Да, взгляд источниковеда придирчив; он квалифицирует как "пустой" документ, в котором не находит фактов. Но с более широкой, чем источниковедческая, точки зрения необходимо согласиться, что пустых дневников не существует вовсе. Прекрасное свидетельство этому дал А. Блок в статье 1918 года "Дневник женжины, которую никто не любил". Он рассказал там, как попали к нему замызганные тетради дневника, целиком занятого теми самыми переживаниями, которые принято именовать личными, как женщина ушла, а дневник остался лежать на столе, неприятно торча из-под книг "своими потресканными грязными клеенками", как взялся, наконец, он за чтение: "Почерк несуществующий, написано грязно - то черными, то красными чернилами (все, вероятно, в разных местах, всегда чужих, неудобных), исчиркано чьим-то карандашом, захватано пальцами. Ужасная повесть". А. Блок последовательно отмечает такие свойства рукописи, как вульгарный жаргон, умственное развитие автора - ниже среднего, "полное отсутствие не только художественного развития, но и чутья" и наконец пишет: "Сознавая все эти убийственные недостатки дневника, я спрашивал себя при чтении, почему испытываешь волнение, перелистывая эти сотни наивных страниц, заполненных чудовищной безвкусицей и постоянными повторениями? - Такой безвкусицы не сочинить, она может только родиться..." И А. Блок реконструирует личность той, что писала дневник, по беспомощным ее записям, а затем дает свое определение значимости такого рода документов, которое нелишне будет вспомнить и нынешнему архивисту, решающему вопрос брать ли на хранение вполне рядовой дневник, наполненный "личным" материалом: "И я, вспоминая всю эту жизнь целиком, вижу подобие какой-то бесформенной и однородной массы; точно желто-серый рассыпчатый камень-песчаник; но, мне кажется, в эту желтую массу плотно впились осколки неизвестных пород; они тусклэ поблескивают.

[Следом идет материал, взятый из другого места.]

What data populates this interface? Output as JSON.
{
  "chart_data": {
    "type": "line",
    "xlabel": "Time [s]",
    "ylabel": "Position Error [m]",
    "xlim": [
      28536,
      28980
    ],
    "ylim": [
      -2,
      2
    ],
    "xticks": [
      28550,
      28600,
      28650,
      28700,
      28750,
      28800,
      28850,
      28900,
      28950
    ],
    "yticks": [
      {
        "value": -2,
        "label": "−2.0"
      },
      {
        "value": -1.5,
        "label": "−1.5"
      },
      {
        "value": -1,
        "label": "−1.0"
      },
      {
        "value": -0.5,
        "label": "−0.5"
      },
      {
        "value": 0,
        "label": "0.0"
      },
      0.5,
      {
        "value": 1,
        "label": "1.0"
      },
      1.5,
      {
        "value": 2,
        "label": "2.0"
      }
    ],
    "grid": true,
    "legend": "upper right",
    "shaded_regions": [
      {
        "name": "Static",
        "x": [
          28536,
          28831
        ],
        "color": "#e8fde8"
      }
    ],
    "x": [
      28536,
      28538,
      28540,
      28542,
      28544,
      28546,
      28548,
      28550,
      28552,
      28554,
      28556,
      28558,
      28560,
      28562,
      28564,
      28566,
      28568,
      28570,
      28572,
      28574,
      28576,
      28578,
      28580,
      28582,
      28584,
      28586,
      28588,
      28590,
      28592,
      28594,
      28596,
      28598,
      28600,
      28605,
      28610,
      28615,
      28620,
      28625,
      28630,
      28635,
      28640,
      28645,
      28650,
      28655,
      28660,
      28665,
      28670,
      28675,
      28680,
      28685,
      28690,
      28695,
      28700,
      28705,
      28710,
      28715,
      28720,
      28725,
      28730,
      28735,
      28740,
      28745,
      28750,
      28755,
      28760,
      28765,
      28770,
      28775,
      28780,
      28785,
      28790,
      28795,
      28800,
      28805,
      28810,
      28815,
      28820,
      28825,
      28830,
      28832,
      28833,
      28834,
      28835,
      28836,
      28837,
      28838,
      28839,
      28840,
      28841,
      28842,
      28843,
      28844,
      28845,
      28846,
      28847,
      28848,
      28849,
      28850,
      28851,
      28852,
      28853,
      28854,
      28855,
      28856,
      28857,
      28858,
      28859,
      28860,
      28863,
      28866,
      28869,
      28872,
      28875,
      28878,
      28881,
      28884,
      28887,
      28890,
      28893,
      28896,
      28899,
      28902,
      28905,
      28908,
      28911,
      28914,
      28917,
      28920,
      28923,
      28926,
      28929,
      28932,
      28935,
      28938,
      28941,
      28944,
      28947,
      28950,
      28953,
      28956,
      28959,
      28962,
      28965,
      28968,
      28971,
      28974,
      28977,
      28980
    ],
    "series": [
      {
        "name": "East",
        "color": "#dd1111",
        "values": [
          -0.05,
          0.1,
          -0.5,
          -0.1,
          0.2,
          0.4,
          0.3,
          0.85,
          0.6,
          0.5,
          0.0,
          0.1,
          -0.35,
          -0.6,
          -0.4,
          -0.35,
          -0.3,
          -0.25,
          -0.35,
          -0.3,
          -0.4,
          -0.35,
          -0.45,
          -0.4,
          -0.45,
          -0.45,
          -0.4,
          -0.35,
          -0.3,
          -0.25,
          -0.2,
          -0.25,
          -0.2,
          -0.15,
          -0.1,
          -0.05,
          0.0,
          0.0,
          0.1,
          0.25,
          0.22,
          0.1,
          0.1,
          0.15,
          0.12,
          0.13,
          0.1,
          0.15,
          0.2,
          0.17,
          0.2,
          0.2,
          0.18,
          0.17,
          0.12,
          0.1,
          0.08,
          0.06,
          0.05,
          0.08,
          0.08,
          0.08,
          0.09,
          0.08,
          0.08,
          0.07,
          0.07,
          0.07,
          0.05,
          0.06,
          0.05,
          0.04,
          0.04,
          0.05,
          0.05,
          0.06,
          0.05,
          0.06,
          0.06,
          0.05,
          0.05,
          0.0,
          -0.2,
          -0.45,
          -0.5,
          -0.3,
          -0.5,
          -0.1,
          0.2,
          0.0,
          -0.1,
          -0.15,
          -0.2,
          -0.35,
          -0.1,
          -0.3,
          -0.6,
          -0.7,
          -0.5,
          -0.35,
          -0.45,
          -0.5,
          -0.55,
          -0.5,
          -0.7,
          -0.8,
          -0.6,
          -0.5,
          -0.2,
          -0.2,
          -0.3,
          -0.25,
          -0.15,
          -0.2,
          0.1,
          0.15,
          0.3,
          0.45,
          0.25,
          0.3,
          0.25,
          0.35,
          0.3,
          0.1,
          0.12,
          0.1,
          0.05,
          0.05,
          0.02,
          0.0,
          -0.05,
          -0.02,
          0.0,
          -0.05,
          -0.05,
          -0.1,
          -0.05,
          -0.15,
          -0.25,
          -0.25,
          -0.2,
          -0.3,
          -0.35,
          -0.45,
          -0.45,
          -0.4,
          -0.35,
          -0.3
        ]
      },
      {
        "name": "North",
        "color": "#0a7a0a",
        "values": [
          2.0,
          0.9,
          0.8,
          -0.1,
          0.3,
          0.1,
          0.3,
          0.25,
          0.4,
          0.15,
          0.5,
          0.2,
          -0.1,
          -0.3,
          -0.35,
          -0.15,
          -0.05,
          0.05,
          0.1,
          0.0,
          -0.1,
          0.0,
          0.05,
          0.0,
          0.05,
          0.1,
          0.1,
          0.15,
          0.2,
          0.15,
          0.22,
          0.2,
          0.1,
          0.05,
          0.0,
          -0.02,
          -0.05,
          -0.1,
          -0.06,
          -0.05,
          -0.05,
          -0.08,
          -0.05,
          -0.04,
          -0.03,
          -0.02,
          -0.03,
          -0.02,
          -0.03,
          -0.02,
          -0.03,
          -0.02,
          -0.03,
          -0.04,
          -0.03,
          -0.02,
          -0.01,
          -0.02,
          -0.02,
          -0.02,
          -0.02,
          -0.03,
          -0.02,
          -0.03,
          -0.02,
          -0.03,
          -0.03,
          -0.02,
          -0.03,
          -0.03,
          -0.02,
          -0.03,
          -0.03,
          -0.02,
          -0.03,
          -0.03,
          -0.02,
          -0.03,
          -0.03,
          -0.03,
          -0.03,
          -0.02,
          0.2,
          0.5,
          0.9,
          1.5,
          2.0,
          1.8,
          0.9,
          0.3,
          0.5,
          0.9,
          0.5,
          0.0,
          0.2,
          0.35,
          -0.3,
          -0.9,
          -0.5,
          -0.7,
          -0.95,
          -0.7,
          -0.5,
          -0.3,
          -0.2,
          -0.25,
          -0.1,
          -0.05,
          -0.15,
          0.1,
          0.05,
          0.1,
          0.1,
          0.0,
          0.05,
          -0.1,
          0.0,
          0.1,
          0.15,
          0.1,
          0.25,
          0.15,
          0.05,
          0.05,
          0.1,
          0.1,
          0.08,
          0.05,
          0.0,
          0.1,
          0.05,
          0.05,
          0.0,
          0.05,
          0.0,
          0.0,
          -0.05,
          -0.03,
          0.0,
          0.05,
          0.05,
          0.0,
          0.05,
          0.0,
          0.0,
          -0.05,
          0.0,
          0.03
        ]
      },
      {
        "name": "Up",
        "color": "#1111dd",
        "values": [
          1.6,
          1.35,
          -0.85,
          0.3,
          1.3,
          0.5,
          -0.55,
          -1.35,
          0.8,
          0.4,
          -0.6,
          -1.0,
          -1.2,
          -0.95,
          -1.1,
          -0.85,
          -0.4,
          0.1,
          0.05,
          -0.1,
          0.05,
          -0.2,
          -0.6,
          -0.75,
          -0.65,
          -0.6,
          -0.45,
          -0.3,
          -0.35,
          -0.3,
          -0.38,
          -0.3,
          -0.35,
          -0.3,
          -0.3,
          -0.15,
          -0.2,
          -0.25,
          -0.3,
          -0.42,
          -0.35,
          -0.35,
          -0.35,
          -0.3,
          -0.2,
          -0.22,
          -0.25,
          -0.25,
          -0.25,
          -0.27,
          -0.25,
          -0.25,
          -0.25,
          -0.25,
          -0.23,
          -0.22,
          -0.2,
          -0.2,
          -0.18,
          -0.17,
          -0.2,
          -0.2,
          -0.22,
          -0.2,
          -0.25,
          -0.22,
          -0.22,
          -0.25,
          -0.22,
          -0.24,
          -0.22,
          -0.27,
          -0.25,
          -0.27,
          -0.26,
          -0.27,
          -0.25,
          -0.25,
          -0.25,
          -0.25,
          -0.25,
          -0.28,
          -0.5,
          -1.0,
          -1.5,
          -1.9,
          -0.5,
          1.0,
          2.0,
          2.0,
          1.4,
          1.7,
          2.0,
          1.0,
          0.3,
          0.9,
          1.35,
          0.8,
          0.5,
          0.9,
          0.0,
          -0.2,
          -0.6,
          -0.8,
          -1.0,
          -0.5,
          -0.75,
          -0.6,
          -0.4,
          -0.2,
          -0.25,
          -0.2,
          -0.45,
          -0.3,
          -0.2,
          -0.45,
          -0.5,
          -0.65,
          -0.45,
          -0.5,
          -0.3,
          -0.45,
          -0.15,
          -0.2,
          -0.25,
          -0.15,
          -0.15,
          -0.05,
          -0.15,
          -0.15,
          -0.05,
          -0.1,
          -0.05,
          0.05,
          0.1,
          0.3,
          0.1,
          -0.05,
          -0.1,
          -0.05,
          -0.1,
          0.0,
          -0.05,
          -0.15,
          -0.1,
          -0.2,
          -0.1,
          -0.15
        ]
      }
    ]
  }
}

Освобожденные и отшлифованные рукою мастера (мастера жизни, конечно!), они могли бы заблестеть в венце новой культуры.

Такова ценность всякого искреннего "человеческого документа", заключает поэт.

Иногда же автор дневника заранее предвидит его документальное значение, как бы сам смотрит на него со стороны, взглядом источниковеда.

Видно, что, приступая к своим записям, такой автор уже имел в виду будущего читателя - историка эпохи, и стремился быть ему полезным.

Военный министр Александра II Д. Милютин начал свой дневник в наиболее напряженный момент своей государственной деятельности (когда он пытался провести в жизнь свою известную военную реформу, впервые вводившую в России всесословную воинскую повинность, а также систему резервных и запасных войск).

Первая запись в дневнике такова: "Принимаюсь вести свой дневник только теперь, на 57-м году жизни, побуждаемый к тому пережитыми в первые три месяца текущего года непрерывными неприятностями и душевными волнениями". Д. Милютин объяснял, что в первую очередь "для ограждения собственной своей нравственной ответственности перед судом истории" предполагает он "и впредь заносить в свой дневник все последующие факты, могущие пригодиться будущему историку для разъяснения закулисной стороны нашей общественной жизни".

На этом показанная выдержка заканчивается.